17 May – 5 July, 2025
Exhibition
Shane Darwent
The Molting
May 17 - July 5, 2025
Opening Saturday, May 17th, 6-8pm
Spencer Brownstone Gallery is pleased to present The Molting, Shane Darwent’s third solo exhibition with the gallery. This new body of work continues Darwent’s exploration of storefront awnings as specific forms and as symbols of the evolving American urban landscape. A layer of sound, in collaboration with sound artist Robbie Wing, creates an auditory counterpart to the visual dialogue—an evolving soundscape that further immerses viewers in the theme of urban transformation.
We look for signs along the road, not road signs, or signs from God but signs of the micro economies we are slicing through. In a single sweeping view we are confronted with the new business coming soon, the old one that once was, the one that continues to cling on, the one that has taken over the old and made it new again. Collecting on the sides the things washed up, from the ever churning combinations of humanity.
The exhibition starts closed. A large mounted photograph blocks the line of sight into the gallery, standing a few feet from its narrow entrance. A bollard stands in front of a red wall and a window covered with butcher paper. Past the visual obstruction, the space opens up to a number of surfaces stretched onto shiny frames.
For the Molting, Darwent returns to discarded awning vinyl from familiar storefronts such as auto body shops, nail salons, and the Family Dollar store, reassembling them over newly fabricated aluminum armatures. Cropped, illegible store logos—once in signage—become graphic fields, language reduced to shape and color. Some awnings feature fresh vinyl in combination with the used and sunfaded, resulting in a visual oscillation between real and pictorial space. The surface is the thing, and vice versa. The collection of works are remnants, multifaceted, brilliant, and brittle—left behind the moment of metamorphosis.
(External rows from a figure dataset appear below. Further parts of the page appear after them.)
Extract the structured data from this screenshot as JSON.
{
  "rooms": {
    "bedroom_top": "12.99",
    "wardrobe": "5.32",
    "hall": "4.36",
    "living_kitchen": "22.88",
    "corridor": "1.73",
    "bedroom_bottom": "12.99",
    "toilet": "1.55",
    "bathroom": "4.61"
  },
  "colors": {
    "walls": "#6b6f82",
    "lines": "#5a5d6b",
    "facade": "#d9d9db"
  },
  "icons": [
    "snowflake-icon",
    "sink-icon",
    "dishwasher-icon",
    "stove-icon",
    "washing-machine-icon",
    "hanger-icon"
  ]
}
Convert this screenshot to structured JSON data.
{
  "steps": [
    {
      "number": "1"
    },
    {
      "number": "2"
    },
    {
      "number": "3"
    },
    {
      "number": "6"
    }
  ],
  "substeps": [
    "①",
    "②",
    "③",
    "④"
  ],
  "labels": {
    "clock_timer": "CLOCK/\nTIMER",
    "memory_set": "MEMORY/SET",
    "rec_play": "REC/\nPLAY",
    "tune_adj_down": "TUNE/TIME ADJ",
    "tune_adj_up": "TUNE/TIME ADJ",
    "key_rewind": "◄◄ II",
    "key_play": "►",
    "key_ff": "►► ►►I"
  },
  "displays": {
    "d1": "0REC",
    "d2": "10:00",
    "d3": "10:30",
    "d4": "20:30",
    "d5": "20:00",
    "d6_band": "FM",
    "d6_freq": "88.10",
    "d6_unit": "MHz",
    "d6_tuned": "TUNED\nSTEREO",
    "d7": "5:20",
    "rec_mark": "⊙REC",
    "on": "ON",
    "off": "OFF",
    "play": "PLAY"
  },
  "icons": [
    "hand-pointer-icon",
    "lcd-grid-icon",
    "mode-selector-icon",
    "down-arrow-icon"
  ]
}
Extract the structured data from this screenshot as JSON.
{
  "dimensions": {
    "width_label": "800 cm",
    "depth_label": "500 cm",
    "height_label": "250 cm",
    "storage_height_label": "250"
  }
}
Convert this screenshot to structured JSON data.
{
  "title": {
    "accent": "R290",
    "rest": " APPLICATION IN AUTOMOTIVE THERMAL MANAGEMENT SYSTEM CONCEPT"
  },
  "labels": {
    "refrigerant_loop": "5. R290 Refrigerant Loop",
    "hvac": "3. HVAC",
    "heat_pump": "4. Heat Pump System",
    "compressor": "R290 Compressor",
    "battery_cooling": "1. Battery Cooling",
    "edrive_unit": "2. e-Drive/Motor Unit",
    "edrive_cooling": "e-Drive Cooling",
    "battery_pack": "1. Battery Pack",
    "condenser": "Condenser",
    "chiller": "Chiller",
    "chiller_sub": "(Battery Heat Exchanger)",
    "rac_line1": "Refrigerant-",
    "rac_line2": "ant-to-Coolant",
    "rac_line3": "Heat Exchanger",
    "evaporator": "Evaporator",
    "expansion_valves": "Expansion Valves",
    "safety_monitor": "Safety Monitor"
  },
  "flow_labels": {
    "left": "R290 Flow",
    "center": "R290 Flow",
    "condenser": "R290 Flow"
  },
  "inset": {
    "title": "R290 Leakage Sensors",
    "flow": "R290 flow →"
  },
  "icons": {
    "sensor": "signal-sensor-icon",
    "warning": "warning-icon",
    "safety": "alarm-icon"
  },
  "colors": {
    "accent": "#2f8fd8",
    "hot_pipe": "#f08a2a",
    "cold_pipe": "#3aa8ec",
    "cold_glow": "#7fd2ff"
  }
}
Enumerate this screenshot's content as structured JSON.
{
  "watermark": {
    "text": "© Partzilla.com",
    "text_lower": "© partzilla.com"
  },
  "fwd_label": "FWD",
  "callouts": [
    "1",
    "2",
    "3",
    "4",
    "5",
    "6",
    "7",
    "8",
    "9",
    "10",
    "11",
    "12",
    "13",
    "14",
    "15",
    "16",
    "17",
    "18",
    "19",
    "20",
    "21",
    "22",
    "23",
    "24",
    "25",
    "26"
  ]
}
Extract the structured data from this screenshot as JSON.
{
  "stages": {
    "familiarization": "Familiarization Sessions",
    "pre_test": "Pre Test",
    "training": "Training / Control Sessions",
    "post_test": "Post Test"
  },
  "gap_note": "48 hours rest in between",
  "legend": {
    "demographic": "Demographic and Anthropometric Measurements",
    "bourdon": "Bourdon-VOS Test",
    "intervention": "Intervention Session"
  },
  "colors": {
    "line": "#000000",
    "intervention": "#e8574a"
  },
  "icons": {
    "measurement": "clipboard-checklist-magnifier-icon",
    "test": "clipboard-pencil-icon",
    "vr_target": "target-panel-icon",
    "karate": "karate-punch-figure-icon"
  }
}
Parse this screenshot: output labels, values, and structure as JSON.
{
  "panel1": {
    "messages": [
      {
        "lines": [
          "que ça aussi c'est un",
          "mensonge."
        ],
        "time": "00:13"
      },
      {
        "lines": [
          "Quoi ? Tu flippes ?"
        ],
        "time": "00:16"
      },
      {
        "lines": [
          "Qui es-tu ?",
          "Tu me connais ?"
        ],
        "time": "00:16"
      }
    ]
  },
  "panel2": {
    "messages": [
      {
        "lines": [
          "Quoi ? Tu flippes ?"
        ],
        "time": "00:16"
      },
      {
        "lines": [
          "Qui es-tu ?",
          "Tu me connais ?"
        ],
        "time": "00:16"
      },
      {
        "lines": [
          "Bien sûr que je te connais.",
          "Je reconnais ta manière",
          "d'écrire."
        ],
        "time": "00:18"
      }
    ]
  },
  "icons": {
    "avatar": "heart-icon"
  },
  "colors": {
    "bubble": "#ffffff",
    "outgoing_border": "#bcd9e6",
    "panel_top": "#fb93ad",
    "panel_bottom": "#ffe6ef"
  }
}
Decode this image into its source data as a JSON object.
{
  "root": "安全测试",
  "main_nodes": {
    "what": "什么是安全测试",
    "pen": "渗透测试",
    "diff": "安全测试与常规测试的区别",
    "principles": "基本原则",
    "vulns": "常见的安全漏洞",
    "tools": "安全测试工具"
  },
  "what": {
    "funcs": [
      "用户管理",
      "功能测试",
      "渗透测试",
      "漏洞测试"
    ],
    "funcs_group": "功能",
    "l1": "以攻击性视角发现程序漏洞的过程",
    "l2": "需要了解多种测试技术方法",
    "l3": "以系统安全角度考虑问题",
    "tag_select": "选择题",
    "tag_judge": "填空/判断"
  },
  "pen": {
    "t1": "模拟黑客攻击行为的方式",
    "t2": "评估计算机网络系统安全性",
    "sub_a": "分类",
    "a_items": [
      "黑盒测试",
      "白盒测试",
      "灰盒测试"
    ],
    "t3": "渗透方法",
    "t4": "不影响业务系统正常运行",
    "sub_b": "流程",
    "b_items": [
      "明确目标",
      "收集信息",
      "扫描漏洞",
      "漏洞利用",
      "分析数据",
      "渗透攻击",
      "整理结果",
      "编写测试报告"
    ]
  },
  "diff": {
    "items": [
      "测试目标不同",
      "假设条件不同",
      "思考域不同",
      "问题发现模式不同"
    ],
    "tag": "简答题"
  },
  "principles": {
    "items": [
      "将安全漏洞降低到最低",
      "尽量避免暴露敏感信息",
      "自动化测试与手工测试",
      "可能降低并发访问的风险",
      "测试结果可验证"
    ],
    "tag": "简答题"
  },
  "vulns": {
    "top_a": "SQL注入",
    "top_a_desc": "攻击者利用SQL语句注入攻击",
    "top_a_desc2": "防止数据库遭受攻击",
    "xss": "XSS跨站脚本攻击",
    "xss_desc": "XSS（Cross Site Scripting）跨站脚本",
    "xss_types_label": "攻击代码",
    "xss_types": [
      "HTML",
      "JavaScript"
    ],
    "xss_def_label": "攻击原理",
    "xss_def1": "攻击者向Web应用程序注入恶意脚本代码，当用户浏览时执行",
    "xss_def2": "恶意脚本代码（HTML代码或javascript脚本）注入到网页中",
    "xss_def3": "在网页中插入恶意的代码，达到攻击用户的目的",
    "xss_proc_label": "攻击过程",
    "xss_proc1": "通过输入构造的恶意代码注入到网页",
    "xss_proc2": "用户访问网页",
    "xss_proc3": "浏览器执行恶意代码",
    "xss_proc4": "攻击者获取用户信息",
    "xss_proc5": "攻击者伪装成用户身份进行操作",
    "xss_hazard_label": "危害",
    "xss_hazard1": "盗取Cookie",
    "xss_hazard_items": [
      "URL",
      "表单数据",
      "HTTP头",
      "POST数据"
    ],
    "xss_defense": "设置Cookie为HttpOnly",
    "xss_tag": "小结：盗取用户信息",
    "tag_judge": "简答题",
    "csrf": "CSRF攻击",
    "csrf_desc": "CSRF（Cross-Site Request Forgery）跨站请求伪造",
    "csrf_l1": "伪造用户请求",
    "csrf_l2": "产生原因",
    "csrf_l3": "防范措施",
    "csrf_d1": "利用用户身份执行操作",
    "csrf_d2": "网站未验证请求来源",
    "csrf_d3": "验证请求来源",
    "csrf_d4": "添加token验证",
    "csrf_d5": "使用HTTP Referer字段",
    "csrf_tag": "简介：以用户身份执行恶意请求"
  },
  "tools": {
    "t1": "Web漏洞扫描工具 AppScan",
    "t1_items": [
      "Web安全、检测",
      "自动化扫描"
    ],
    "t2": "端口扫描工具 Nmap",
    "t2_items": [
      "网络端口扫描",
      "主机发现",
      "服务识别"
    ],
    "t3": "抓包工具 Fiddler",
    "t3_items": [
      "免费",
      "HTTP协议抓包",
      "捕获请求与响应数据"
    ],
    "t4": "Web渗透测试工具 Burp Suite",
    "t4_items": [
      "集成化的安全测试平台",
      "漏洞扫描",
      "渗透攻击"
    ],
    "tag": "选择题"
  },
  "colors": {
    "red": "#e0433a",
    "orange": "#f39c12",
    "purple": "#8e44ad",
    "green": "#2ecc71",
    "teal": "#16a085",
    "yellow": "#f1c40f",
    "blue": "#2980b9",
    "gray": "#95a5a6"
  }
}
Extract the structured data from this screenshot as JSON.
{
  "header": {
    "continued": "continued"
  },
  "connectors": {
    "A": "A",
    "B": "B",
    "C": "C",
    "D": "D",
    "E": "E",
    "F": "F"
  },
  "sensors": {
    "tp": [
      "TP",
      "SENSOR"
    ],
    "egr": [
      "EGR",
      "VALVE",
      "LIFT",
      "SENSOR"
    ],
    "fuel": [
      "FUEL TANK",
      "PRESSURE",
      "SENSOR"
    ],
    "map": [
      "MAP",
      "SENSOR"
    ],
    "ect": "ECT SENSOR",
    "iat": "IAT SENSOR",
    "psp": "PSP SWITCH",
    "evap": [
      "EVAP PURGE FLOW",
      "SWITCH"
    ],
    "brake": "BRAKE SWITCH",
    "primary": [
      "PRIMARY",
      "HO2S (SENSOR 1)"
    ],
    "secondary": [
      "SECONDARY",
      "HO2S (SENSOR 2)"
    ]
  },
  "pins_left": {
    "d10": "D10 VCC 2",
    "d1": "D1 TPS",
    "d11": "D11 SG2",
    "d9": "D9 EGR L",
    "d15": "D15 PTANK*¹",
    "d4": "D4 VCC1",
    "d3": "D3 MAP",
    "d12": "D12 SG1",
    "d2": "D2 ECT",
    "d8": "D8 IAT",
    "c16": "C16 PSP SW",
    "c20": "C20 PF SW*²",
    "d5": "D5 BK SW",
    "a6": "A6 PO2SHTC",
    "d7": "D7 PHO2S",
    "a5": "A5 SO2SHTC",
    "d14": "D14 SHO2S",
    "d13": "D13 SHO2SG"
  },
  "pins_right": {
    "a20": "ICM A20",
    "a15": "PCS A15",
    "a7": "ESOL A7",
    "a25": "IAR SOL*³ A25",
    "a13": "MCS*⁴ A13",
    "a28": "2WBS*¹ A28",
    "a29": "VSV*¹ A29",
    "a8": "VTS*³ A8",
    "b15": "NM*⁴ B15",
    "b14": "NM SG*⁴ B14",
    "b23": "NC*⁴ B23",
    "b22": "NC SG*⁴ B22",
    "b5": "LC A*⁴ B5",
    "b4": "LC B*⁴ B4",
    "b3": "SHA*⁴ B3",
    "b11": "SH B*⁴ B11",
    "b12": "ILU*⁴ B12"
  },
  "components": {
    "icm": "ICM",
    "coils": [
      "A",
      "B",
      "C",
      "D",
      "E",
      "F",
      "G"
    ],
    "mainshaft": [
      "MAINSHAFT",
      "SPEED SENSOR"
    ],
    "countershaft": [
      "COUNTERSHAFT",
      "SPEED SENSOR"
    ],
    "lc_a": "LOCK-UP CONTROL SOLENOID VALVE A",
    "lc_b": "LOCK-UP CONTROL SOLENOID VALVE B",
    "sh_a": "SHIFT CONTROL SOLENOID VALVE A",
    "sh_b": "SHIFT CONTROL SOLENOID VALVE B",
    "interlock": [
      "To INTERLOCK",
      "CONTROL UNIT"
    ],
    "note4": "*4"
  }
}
Darwent’s structures, some front and back, some inside and outside—echo the transient nature of the spaces they reference. They operate as chrysali, signaling the end of one cycle and the beginning of another. As sign-making signals its own transformation, the works invite reflection on how physical and economic landscapes continually shift, leaving behind traces—visual, material, and emotional—that speak to resilience, obsolescence, and renewal.
Artist Bio
Shane Darwent (b. 1983, Austin, TX) is an interdisciplinary artist whose practice mines the commercial vernacular that lines American roadways to inform experimental photographic works, large-scale sculpture, and site-responsive installations. Exhibiting internationally, Darwent has been an artist-in-residence at the Bemis Center for Contemporary Art, Ragdale, the Ucross Foundation and the Jentel Artist Residency Program, as well as a Core Fellow at Penland School of Crafts. He holds an MFA from the University of Michigan (2017) and a BFA from the Maryland Institute College of Art (2005). He is a 2022 Joan Mitchell Fellow and was an Artist-in-Residence at the Tulsa Artist Fellowship from 2018-2024. In 2022, he embarked on an expansive collaboration with the fashion house Saint Laurent to create site-specific sculptures for their flagship storefronts in over fourteen, international locations. In 2024, Darwent completed a large-scale, permanent installation for the Tulsa International Airport consisting of thirty-four, motor driven resin panels whose choreographed motion spans 120’ across the airport’s main hall. He currently lives and works in Tulsa, Oklahoma.
Robbie Wing is an artist and musician from Tulsa, Oklahoma. A citizen of the Cherokee Nation, his practice encompasses composition, sonic sculpture, and performance. His installation, Cross Ties Song (2024), is currently on view at Tinworks Art in Bozeman, Montana. Robbie is pursuing an MFA in Music/Sound at Bard College and holds a master's degree in Urban Design from the University of Oklahoma. He has presented his work and performed at numerous venues, including the Portland Institute for Contemporary Art, the Tulsa Artist Fellowship Flagship Gallery, the Philbrook Museum, the University of Kent in Chatham, UK, the Institute for Advanced Studies in Kőszeg, Hungary, the Roy and Edna Disney CalArts Theater, and the Center for Arts, Research & Alliances.